There are several places I would cheerfully see blown to kingdom come and they are Albert Square, Weatherfield, Emmerdale, and now the village of Ambridge. Leaving aside the first three - because I don't watch their pox-souled inhabitants tear lumps of each other and pretend they in any way reflect the state of the nation or amount to drama - I was an occasional visitor to Ambridge.
Ambridge had the greatest capacity to reflect real-life events in fictional characters to see how things would play out in real-time, using radio in a way that TV cannot match. Like news, satire, magazines and blogs, Ambridge could anticipate events and react to them, sometimes changing the scripts at short notice if the show was overtaken by reality.
Often criticised - rightly - for crude pro-Labour politicking, the series nevertheless managed to examine serious issues such as what happens when tenant farmers go in to debt, how do conservative congregations feel about lady vicars, coping with dementia, planning applications and other personal things such as teenagers taking up with dopey boyfriends or rivalries over pie-making.
They had to use the dramatic convention that people kept talking to each other long after real-world people would have said "That's it, I'm never speaking to you again" and somebody would probably have strangled Linda Snell by now, but you have to give radio dramatists a break; if they don't have people talking they haven't got a show at all.
When long-time inhabitant Phil Archer died, it was because his actor, Norman Painting, died.

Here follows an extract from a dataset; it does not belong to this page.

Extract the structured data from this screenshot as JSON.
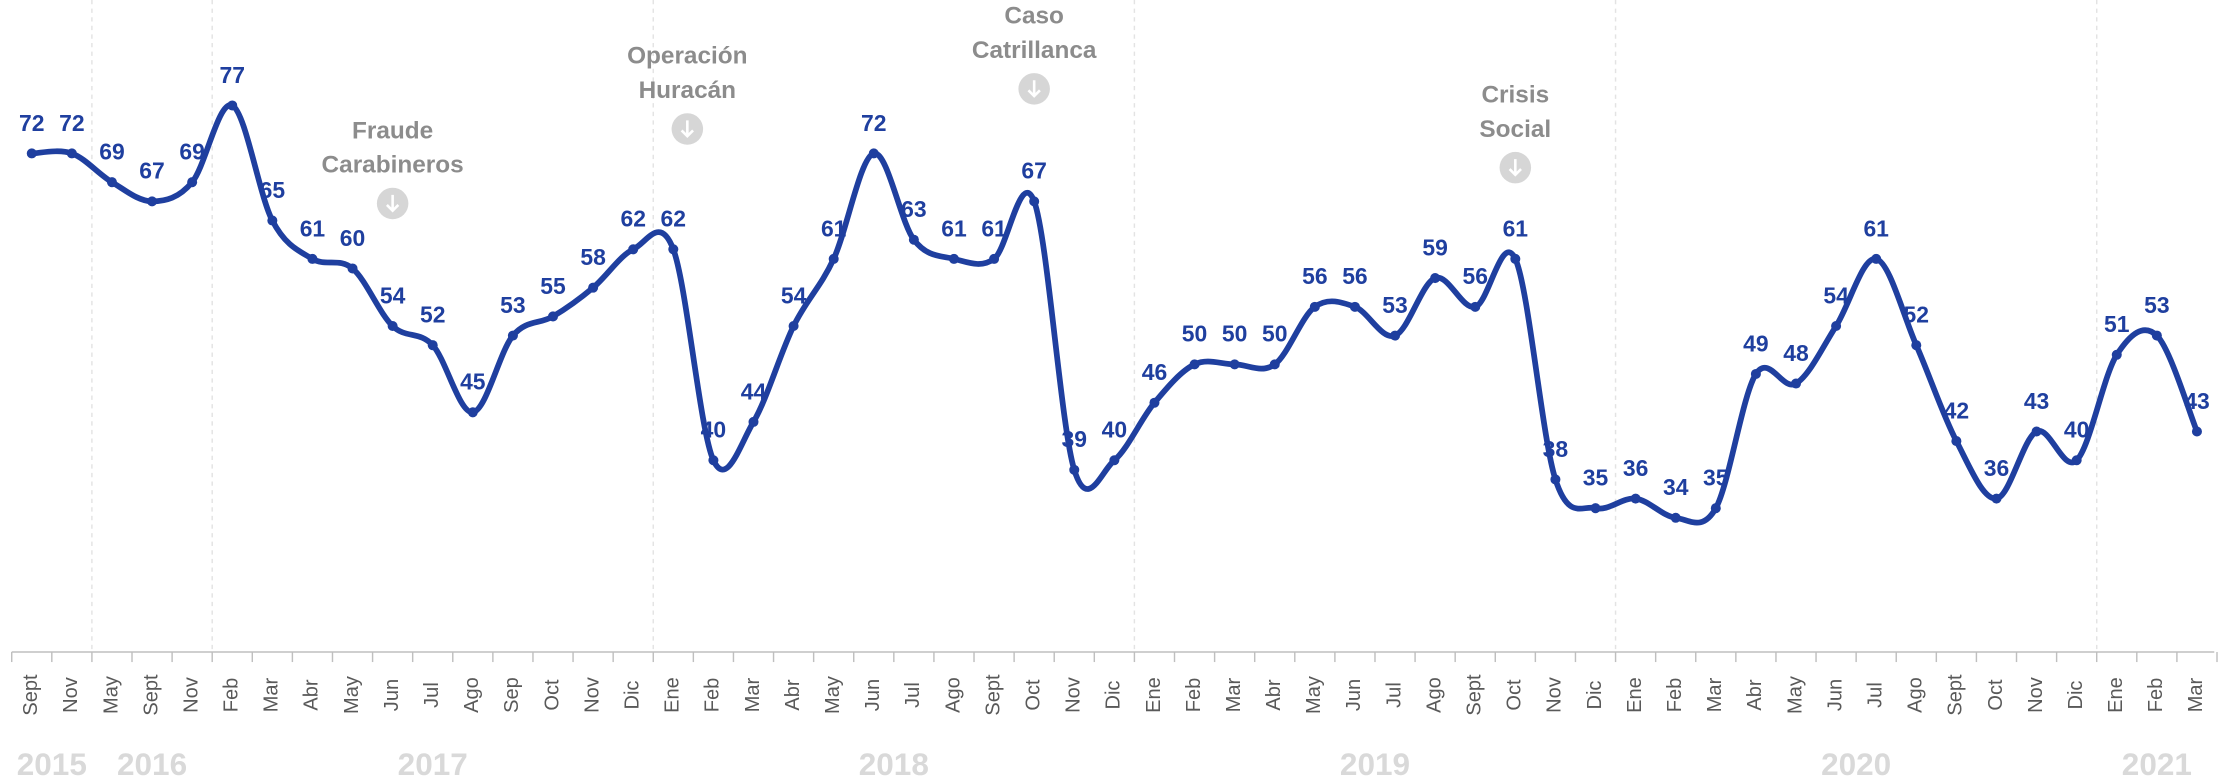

Many people felt that they were listening to the end of an era in the fictional funeral because his voice had been a welcome presence in their lives. Painting was lucky; perhaps because he was no political threat, he was allowed to live out his radio life as Phil Archer to the conclusion which many people reach where they die of natural causes after a long, blameless life and are loved by their friends and family. It does happen.
Inconveniently for Vanessa Whitburn, the producer, Painting died in late 2009 and so Phil Archer had to depart four months later in February 2010. Ideally, he should have gone in to deep-freeze and been given a ceremonial cremation on Lakey Hill for the 60th anniversary, and hang the rules about open-air incineration. It would have been a controversial story line because it involves conspiratorial villagers, a conflict of laws and opinion, and a possible prosecution of Jill Archer. The cremation could have been disguised as a New Year's bonfire party with the vicar dithering over whether this was or was not in accordance with Phil's Christian beliefs. A defiant Jill could have been arrested and carted off to Borchester nick, with an unaware-Usha suddenly finding herself defending both Jill and her own husband.

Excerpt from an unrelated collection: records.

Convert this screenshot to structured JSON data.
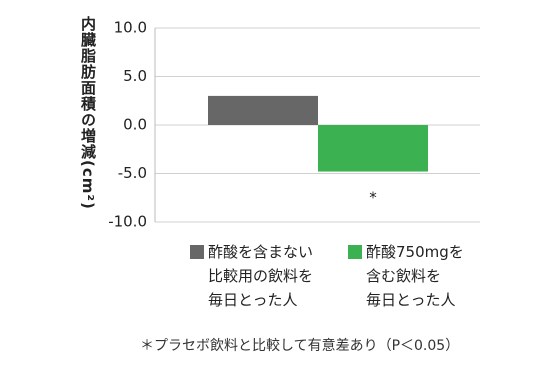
{
  "chart_data": {
    "type": "bar",
    "ylabel": "内臓脂肪面積の増減(cm²)",
    "categories": [
      "酢酸を含まない\n比較用の飲料を\n毎日とった人",
      "酢酸750mgを\n含む飲料を\n毎日とった人"
    ],
    "values": [
      3.0,
      -4.8
    ],
    "colors": [
      "#676767",
      "#3bb152"
    ],
    "ylim": [
      -10,
      10
    ],
    "yticks": [
      {
        "value": 10,
        "label": "10.0"
      },
      {
        "value": 5,
        "label": "5.0"
      },
      {
        "value": 0,
        "label": "0.0"
      },
      {
        "value": -5,
        "label": "-5.0"
      },
      {
        "value": -10,
        "label": "-10.0"
      }
    ],
    "grid": true,
    "annotation": "*",
    "footnote": "＊プラセボ飲料と比較して有意差あり（P＜0.05）"
  }
}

"We didn't tell you, Usha, because we didn't want to compromise you. This way, you genuinely had no idea Phil was on the pyre". Instead, the talentless Vanessa Whitburn decided to bump-off Nigel Pargetter merely by pushing him off the roof. The monumental stupidity of slaughtering one of the handful of people in Ambridge who aren't gargoyles, was laced with malice. He had to die because he was old guard conservative despite his hippie ways, because he was a portrait of a certain kind of Englishman, and it had to be in a pointless way, nothing heroic about it, because in Ambridge it is forbidden to say anything good about a gent. All conservative viewpoints are to be put in the mouths of the most dented and discredited characters, such as Shula and Brian Aldridge.

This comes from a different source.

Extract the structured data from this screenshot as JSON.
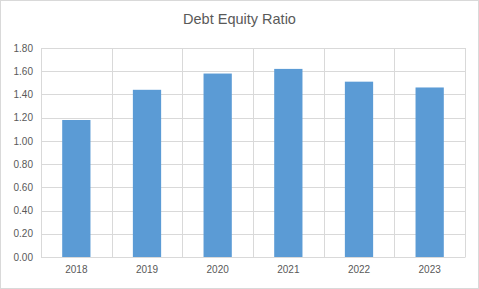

The audience are not happy. They go to Ambridge to hear Nigel, not to bury him. The loss of yet another male character, especially a fundamentally decent one, is another reason to stay away as Ambridge gradually turns in to
Tenko. Besides, we are on the brink of months of real-life misery. Fictional grief is surplus to requirements; there's plenty of real grief to go round.
It isn't the first time Whitburn has fouled-up. The 2006 Ruth Archer extra-marital affair was so hopelessly out of character and such an unwelcome development that the audience switched off. It was even lampooned by the late Humphrey Littleton on "I'm Sorry I Haven't A Clue" as the traditional way of celebrating the 15,000th edition. The writers hastily patched up the episode and put it in the Never Mention This Again box. There are some things the audience is not prepared to hear, even if you managed to write it convincingly.
But then, from the BBC's point of view the killing of Nigel Pargetter it isn't a foul-up; it's what they most enjoy - the symbolic killing of England.